Saeid Ghadami

Personal information
- Full name: Saeid Ghadami Jadval Ghadam
- Date of birth: 3 April 1992 (age 33)
- Place of birth: Yasuj, Iran
- Height: 1.82 m (6 ft 0 in)
- Position(s): Left back

Youth career
- 2008–2011: Foolad
- 2011–2013: Persepolis

Senior career*
- Years: Team / Apps / (Gls)
- 2009–2011: Foolad / 1 / (0)
- 2011–2013: Persepolis / 0 / (0)
- 2013–2015: Damash / 22 / (1)
- 2015: Sanat Naft / 0 / (0)
- 2016: Damash
- 2016–2017: Aluminium Arak
- 2019: Sepidrood Rasht S.C.

International career^{‡}
- 2009–2010: Iran U-17 / 4 / (0)
- 2010–2012: Iran U-20 / 3 / (0)
- 2012–: Iran U-22 / 0 / (0)

= Saeid Ghadami =

Iranian footballer

Saeid Ghadami (born April 3, 1992) is an Iranian football midfielder who currently plays for Damash and is a member of the Iran national under-23 football team.

==Club career==

===Foolad===
Ghadami is part of the Foolad squad in 9th Iranian Premier League. He made his debut for Foolad against Esteghlal Ahvaz on 4 April 2010 when he used as substitute.

===Persepolis===
He played two seasons for Foolad and moved to Persepolis in the winter of 2011. He was used as a left winger and left back. He signed a 2.5-year contract until the end of the 2013–14 season.
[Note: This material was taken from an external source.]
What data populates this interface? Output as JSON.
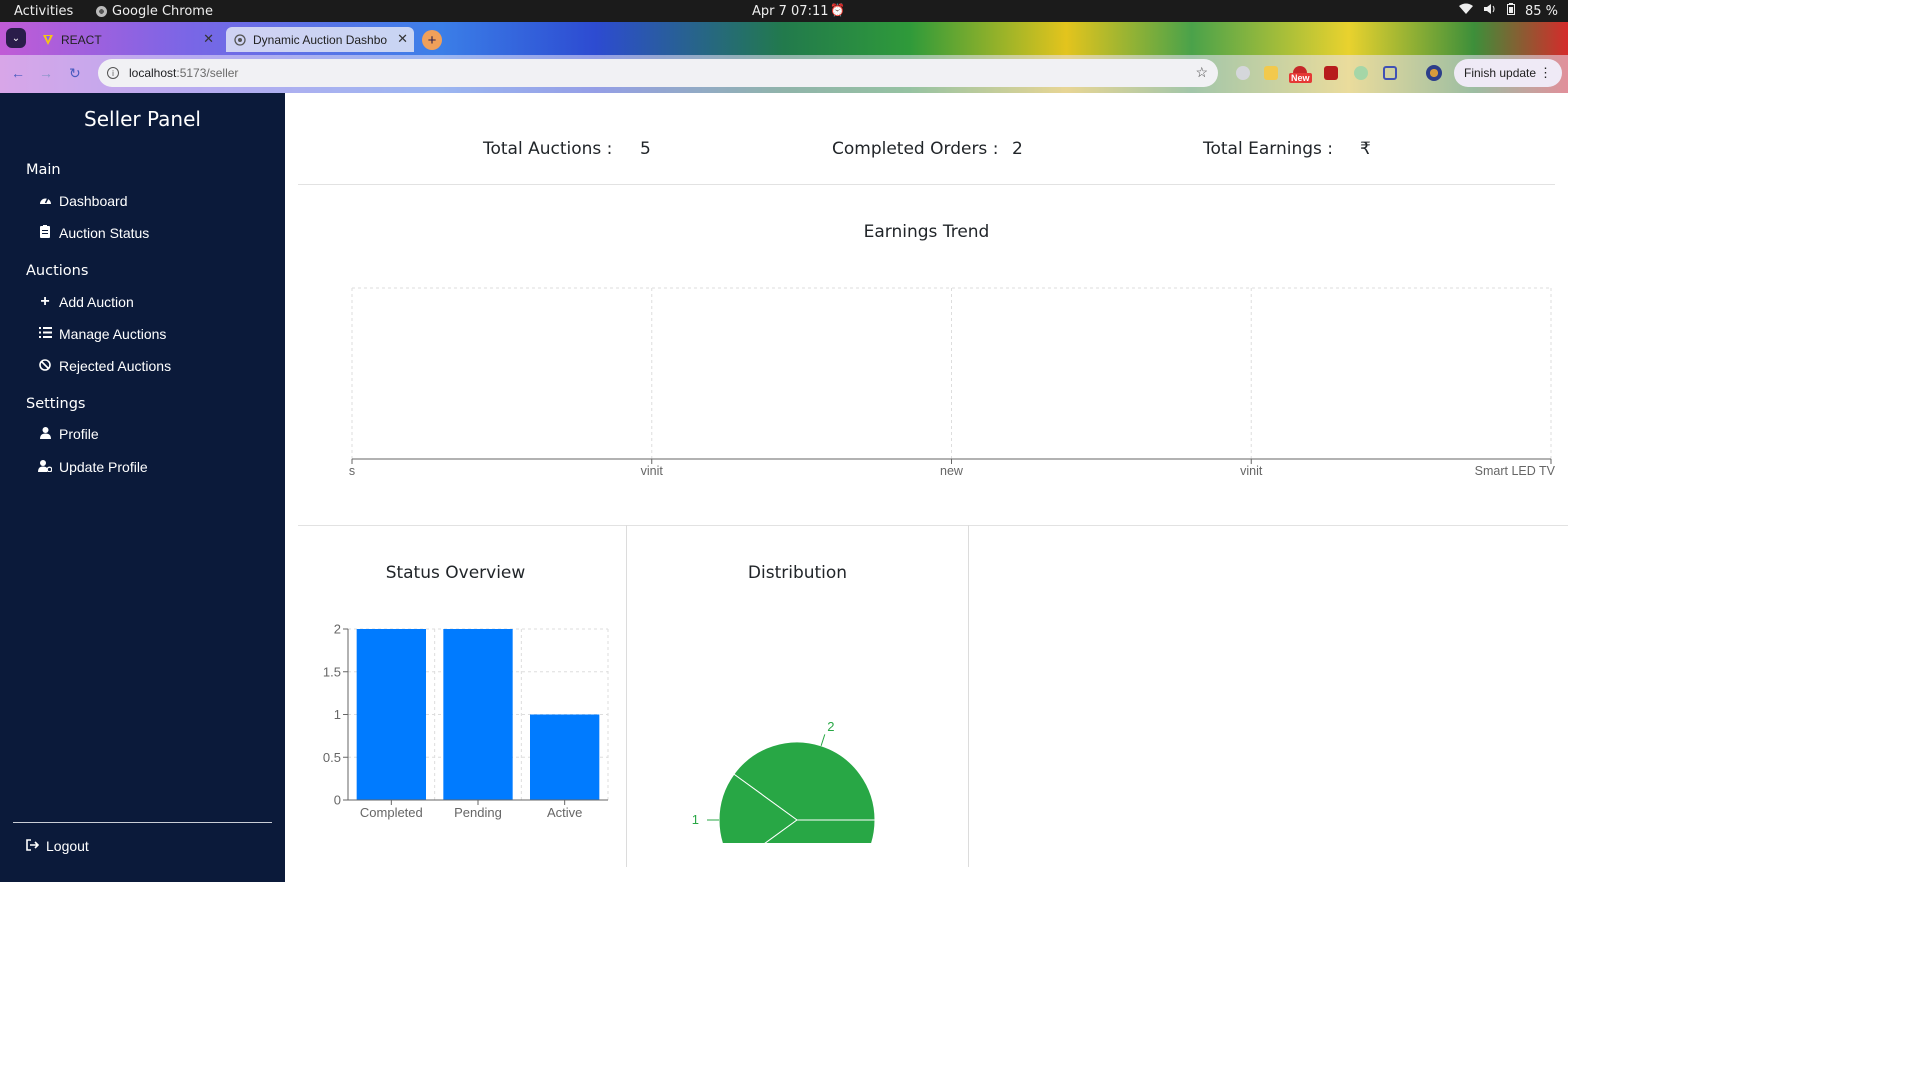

===Club career statistics===

Club: Division; Season; League; Hazfi Cup; Asia; Total
Apps: Goals; Apps; Goals; Apps; Goals; Apps; Goals
Foolad: Pro League; 2009–10; 1; 0; 0; 0; –; –; 1; 0
2010–11: 0; 0; 0; 0; –; –; 0; 0
Persepolis: 2011–12; 0; 0; 0; 0; 0; 0; 0; 0
2012–13: 0; 0; 0; 0; –; –; 0; 0
Damash: 2013–14; 11; 0; 1; 0; –; –; 12; 0
Azadegan League: 2014–15; 11; 1; –; –; –; –; 11; 1
Career Total: 23; 1; 1; 0; 0; 0; 24; 1

==International==

===U–17===
Ghadami represented Iran U–17 in the 2009 FIFA U-17 World Cup. He made an appearance during the 2009 FIFA U-17 World Cup against Netherlands U-17 while he used as a substitute.

===U–20===
Ghadami was invited to the Iran U–20 preliminary squad to compete 2010 AFC U-19 Championship, but was removed from the final squad by the coach, Ali Doustimehr.